Добавить в цитаты Настройки чтения

Страница 36 из 127

Для Андрея «момент истины» наступил, когда в приватной беседе Жемайтис провел аналогию между биологическими и компьютерными вирусами.

— Тут нет никакой разницы. Понимаешь? — заключил он, исчеркав мелом половину доски. — Навязанное воспроизведение чуждой программы.

— Но материальный носитель? — попробовал было возразить Ларионов. — С одной стороны, нуклеиновые кислоты, макромолекулы, с другой — электроника в двоичном коде?

— Ты и мысли не допускаешь, что жизнь возможна и в таком виде? Как чистая энергия?

— Квазижизнь, псевдожизнь, виртуальная модель.

— Слова, слова, слова…

Под благовидным предлогом завершения хоздоговорной темы Жемайтиса выперли из университета. Коллективный донос, инспирированный окопавшимся на биофаке лысенковским охвостьем, как и следовало ожидать, видимых последствий не возымел. Охота на ведьм не сопрягалась с ускорением и перестройкой.

Попытка вовлечь в комплот Раису Максимовну, умудрившуюся прочесть лекцию по марксизму-ленинизму даже на рауте у Нэнси Рейган, к успеху тоже не привела. Все помыслы первой леди были направлены на Всемирный форум интеллектуальной элиты, где ожидалось публичное появление Сахарова, возвращенного из горьковской ссылки. Вот и пришлось действовать тихой сапой.

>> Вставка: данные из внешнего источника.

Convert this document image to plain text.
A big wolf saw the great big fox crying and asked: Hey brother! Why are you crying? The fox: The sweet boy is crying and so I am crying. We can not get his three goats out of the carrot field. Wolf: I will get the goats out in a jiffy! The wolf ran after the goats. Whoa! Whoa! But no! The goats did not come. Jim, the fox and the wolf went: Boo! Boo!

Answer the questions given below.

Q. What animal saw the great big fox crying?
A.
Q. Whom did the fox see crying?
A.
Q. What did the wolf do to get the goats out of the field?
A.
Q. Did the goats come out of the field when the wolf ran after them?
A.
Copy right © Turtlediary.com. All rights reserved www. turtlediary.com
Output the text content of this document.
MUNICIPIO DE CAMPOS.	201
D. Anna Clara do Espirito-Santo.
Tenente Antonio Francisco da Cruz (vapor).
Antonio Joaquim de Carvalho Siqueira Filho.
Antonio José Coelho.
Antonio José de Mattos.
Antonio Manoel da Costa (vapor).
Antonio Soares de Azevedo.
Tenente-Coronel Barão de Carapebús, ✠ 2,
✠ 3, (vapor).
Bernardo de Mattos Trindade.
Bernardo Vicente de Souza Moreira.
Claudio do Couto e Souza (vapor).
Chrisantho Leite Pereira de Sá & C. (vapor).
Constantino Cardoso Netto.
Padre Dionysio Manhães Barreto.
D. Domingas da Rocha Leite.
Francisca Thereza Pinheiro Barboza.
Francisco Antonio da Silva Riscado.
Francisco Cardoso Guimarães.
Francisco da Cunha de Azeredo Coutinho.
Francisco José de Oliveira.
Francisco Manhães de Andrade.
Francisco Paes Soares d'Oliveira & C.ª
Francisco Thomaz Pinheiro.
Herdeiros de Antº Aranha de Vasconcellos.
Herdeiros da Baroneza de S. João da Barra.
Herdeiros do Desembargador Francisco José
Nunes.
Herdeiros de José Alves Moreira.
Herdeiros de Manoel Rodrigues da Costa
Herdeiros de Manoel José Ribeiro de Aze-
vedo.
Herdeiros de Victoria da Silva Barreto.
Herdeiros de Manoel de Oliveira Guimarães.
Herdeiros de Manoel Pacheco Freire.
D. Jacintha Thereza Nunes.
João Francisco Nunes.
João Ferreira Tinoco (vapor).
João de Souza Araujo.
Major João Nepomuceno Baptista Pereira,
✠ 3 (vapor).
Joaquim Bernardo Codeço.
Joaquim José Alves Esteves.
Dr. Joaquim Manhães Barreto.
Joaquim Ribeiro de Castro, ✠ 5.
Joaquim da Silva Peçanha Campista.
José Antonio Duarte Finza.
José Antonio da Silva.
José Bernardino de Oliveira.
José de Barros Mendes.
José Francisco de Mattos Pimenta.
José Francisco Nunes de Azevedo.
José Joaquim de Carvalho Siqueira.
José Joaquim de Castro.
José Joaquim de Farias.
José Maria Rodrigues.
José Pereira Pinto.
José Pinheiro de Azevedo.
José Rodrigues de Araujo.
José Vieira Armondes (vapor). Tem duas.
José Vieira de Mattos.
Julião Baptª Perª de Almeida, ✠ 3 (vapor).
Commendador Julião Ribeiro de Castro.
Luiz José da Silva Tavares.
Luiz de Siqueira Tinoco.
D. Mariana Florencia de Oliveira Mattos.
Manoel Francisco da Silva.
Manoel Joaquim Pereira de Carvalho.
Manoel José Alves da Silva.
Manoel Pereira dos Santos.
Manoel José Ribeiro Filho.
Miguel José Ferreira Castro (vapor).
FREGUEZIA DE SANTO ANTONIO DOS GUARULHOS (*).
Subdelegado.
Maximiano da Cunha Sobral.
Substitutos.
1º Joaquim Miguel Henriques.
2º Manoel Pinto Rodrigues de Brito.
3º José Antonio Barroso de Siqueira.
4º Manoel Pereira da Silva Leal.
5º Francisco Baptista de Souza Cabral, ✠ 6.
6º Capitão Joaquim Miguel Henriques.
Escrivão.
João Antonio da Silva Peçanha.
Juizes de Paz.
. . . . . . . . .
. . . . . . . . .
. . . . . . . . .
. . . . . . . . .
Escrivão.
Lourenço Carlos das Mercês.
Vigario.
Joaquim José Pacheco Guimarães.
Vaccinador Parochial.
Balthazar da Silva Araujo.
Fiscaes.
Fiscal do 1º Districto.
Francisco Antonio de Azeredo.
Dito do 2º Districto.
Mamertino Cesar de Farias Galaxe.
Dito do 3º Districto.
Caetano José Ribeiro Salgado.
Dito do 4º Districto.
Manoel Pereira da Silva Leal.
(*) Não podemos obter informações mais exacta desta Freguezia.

Демонстративный жест Андрея особого впечатления не произвел, и это крепко царапнуло самолюбие. Что и говорить, надо было предварительно посоветоваться с отцом, но он, как нарочно, застрял на своем форуме. Так уж вышло, ничего не поделаешь.

Три месяца Старая площадь, равно как Смоленская-Сенная и Лубянка, в поте лица трудилась над обеспечением московского смотра лучшими мозгами планеты. К составлению списка приглашенных подключили президиум Академии наук, секретарей творческих союзов, народных артистов, редакторов центральных газет. Советники совпосольств по науке и культуре устроили настоящую охоту за нобелевскими лауреатами и харизматическими лидерами всех конфессий и сект. Ничего, что грандиозная задача немного не вписывалась в номенклатурный кругозор. Деньги, и очень большие, отпущены, а люди всегда найдутся. Набрали, согласно разнарядке, по всем категориям. В разряд религиозных лидеров угодило несколько замшелых астрологов и престарелых ватиканских политиков, у которых перед лицом близкой смерти поехала крыша. Пусть рамалик,[18] пусть шарлатан — лишь бы имя звучало.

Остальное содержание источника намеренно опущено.